We have put together five tips to follow to help you become an expert on negotiating a win-win.
Step One: Prepare
Understanding what you are needing or wanting and what the other side is expecting is critical prior to negotiating. Do your research, what is comparable? Understand the landscape, especially if you are introducing a new concept. Prepare your thoughts so you are confident going into the discussion.
Step Two: Start the Conversation
This is the by far the hardest part!
- Always start with appreciation and genuine enthusiasm. For example, “I am excited to talk about how I can continue to grow within our organization.”
- Offer a common “we” goal. “I am excited about the progress my team and I have made, and I am proud we are meeting our milestones. I am confident I can continue my current success.”
- Have a one sentence ask. “Beginning next quarter, I’d like to find an opportunity to travel less often. Can we consider a job-share or a remote role?” By having a one sentence ask, your negotiation is clear and on the table with no confusion. You are precise on what exactly you want from this conversation.
Step Three: Listen (don’t talk)
This step is very important. Just listen. Understand that this is a collaboration, so they are not likely to say, “sure thing, no problem.” Receive the initial offer, price, recommendation, etc. Make sure to take notes and collect as much detail as possible.
Step Four: Schedule a Follow Up
Continue the discussion and ask for the chance to follow up, sooner than later, like tomorrow. By doing this, it shows your interest and gives both parties a chance to prepare for an ongoing conversation.
Step Five: Propose a “You First” Win
What is the value for your employer? What about your skills set makes you qualified? What does your employer gain? These are all important questions you should answer when proposing a “you first” win. This will help the organization see the value in what you are proposing and what value you it may bring to the organization.
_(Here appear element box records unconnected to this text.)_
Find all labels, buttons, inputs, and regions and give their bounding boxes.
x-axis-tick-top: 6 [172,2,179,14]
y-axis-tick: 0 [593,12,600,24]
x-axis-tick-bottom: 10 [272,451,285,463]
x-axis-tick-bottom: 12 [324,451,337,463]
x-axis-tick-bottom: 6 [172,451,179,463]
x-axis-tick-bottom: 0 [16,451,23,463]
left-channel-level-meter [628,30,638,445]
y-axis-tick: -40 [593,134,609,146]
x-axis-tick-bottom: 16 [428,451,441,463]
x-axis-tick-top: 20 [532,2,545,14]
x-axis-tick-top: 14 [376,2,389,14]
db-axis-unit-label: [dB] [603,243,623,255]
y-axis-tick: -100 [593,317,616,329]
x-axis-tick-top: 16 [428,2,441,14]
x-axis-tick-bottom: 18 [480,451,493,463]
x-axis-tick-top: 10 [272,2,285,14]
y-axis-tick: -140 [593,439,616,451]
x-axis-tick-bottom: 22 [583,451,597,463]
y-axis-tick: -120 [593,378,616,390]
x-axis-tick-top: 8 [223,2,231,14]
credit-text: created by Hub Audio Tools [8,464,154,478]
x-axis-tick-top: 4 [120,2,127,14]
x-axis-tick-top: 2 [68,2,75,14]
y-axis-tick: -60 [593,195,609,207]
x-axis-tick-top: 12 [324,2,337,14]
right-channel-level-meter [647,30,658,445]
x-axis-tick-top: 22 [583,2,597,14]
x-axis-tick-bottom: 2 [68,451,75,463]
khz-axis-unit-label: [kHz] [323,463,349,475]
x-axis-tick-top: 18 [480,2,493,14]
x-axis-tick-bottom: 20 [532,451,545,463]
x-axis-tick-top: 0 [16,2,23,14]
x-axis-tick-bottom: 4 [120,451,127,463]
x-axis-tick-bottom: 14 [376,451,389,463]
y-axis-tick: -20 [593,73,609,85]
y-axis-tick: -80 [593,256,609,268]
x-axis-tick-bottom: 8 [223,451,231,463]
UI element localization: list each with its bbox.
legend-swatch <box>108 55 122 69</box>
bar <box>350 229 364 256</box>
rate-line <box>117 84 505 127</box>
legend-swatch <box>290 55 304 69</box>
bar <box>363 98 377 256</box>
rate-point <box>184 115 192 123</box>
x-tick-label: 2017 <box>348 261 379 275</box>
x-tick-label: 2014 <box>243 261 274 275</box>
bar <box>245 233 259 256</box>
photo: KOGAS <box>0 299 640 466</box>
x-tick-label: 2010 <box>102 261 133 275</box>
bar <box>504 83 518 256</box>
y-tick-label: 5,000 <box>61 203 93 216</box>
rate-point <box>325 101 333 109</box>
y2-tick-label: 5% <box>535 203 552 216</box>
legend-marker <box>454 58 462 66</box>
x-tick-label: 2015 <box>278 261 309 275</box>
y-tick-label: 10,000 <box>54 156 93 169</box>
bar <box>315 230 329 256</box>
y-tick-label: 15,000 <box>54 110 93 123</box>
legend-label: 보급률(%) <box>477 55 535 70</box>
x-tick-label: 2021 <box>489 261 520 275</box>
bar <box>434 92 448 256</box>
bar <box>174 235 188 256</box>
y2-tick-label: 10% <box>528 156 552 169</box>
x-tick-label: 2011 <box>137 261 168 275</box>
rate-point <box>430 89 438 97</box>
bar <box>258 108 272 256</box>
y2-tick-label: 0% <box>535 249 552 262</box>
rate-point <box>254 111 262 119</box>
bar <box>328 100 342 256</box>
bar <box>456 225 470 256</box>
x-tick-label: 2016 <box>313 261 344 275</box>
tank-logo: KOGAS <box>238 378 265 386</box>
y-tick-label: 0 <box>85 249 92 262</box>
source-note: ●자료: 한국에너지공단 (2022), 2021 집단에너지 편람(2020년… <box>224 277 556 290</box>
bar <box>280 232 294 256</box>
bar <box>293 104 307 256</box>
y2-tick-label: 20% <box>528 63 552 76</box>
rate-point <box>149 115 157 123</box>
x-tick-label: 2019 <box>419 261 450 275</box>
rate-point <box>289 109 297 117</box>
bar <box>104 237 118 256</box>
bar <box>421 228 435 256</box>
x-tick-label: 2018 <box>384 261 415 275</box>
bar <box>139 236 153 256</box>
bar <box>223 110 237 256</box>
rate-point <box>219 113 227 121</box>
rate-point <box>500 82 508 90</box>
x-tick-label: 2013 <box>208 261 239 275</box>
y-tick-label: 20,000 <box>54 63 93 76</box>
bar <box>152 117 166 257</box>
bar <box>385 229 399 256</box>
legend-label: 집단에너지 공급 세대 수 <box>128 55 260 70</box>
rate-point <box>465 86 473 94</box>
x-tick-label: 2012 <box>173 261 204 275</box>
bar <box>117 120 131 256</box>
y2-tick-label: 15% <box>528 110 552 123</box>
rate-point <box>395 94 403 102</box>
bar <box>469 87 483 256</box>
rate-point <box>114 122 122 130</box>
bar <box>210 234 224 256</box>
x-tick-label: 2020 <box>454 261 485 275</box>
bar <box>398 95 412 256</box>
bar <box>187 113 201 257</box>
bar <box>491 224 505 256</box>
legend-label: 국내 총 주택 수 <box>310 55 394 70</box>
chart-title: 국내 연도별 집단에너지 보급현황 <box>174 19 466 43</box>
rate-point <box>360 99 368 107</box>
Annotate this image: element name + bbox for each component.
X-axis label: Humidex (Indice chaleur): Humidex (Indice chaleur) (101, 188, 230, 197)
Go for it. Follow the steps, prepare and take your time. Do it often, the workplace is the hardest to negotiate because you have the most to lose. Try it with your cell phone carrier, your gym membership, and maybe your airline ticket too. The key to negotiating is being confident and practicing it often. You win if your request is accommodated OR you have achieved more of what you want than you had OR you have opened the door for future discussion about the same issue.